Une commission sous haute tension
Lancée en novembre 2023, la commission d'enquête visait à faire la lumière sur la gestion et l'indépendance des médias publics. Les auditions se sont succédé, mettant en cause dirigeants et journalistes. Les syndicats dénoncent une « chasse aux sorcières » qui a fragilisé les rédactions.

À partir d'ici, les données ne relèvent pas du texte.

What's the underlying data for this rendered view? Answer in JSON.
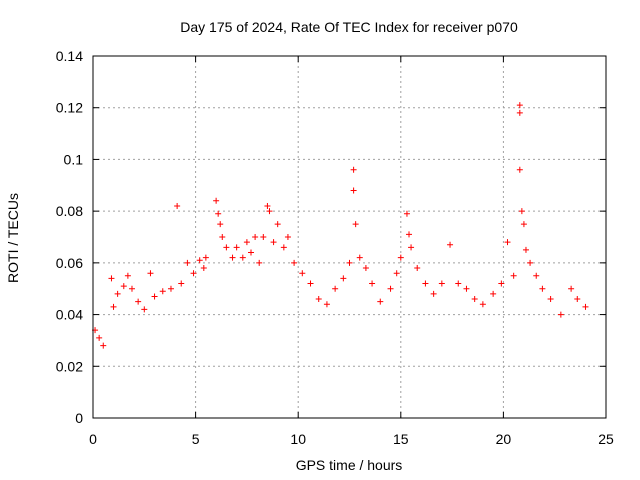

Les révélations marquantes
Parmi les moments forts, l'audition de la ministre de la Culture a révélé des tensions sur le financement. Les questions sur les nominations et les pressions politiques ont dominé les débats. Un rapport accablant sur la gouvernance de France Télévisions a été publié, pointant un manque de transparence.
Le ressenti des équipes
Du côté de Radio France, le climat est décrit comme « délétère ». Les journalistes ont eu le sentiment d'être jugés sans procès. « Nous avons travaillé dans l'angoisse permanente d'être cités nommément », témoigne un reporter. France Télévisions n'est pas en reste : la direction a dû gérer une crise de confiance interne.
Les suites de l'enquête
Le rapport final, adopté par la commission, formule 45 propositions pour réformer l'audiovisuel public. Parmi elles, la création d'un conseil de déontologie et un renforcement des contrôles. Les réactions sont mitigées : certains y voient une avancée, d'autres une menace pour l'indépendance.
Quel avenir pour les médias publics ?
La question de la fusion entre Radio France et France Télévisions refait surface. Le gouvernement envisage une holding commune, suscitant l'inquiétude des personnels. Les prochains mois s'annoncent décisifs pour l'avenir du service public audiovisuel.